恋敵が死んだからって、喜べるはずがない。魔王様はこの気持ちが恋だということにすら、気づいていないのだから。
だから、この隙にどうこうしようなんて考えはない。だってそんな卑怯な真似をしたって、いつか魔王様は気づいてしまうから。その時、おれのことを嫌いになって欲しくはないから。
「あったー!!」
コウモリと一緒になって、枯れ草を探していたコウキが、キラリと輝くネックレスを発見した。そうして再びコウモリの背中に乗って、おれたちの前にネックレスを掲げてみせた。
「これのことだろう?」
「ああ。すまない。コウキ、このネックレスはそなたがきっちりと首にかけて保管しておいてくれまいか?」
魔王様の言い分は最もだ。コウキの身を守る為には、このネックレスに頼る他ないのだ。
「おれ、あの時見たんだ。ミナトはユカリともみあっているうちに、このネックレスを落としたんだよ」
ああ、それで、か。しかたないけどさ。なんだか悔しいな。
魔王様、メンタル持つといいんだけど。
「あの、さ」
コウキがおれたちに顔を背けて言い淀む。雪が、目の中に入って痛い。
「おれも灰になるのかな? その、時に」
「多分、な。だからそのネックレス、ちゃんとつけていろよ」
ああ、と答えると、コウキはネックレスを指で触れた。
「痛いのかな? 灰になると」
だんだんコウキに腹が立ってきた。魔界にとって、神秘な生き物とされる鹿を殺してその肉を食い、鹿の痛みや苦しみも考えずに、自分が死ぬことが痛いかと問うこの男が許せなかった。

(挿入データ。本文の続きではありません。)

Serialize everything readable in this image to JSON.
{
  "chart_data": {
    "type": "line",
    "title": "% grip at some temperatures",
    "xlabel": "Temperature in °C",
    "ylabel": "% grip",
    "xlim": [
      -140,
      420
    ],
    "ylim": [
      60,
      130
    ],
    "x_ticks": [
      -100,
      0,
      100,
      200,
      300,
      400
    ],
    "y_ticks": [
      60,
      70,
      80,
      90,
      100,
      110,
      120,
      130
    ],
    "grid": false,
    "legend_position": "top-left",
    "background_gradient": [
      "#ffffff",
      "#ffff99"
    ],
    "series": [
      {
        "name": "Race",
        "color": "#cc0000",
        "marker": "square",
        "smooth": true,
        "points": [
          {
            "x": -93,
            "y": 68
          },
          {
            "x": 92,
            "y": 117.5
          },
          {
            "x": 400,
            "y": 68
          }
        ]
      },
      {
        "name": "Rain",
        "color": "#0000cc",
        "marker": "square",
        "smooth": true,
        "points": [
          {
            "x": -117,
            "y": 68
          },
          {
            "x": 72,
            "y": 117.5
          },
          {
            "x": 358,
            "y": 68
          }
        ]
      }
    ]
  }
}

いや、おそらく本当に許せない相手はイカリなのかもしれなかったけれど、能天気なこの男が、瞬間的にどうしても許せなかった。
「痛いだろうよ」
つっけんどんにそう答えると、なおもコウキは言い淀む。
「灰になっておれたち、どこに消えるのかな? って、本体はもう消えてるか。ははっ」
「笑ってんじゃねぇっ!!」
ユカリもミナトも、もう笑うことすらできない。おれたちは誰も救えない。魔界すらも。
「……ごめん、なさい」
消え入りそうなコウキの声は、頭の中にこびりついて、更に不愉快になるだけだった。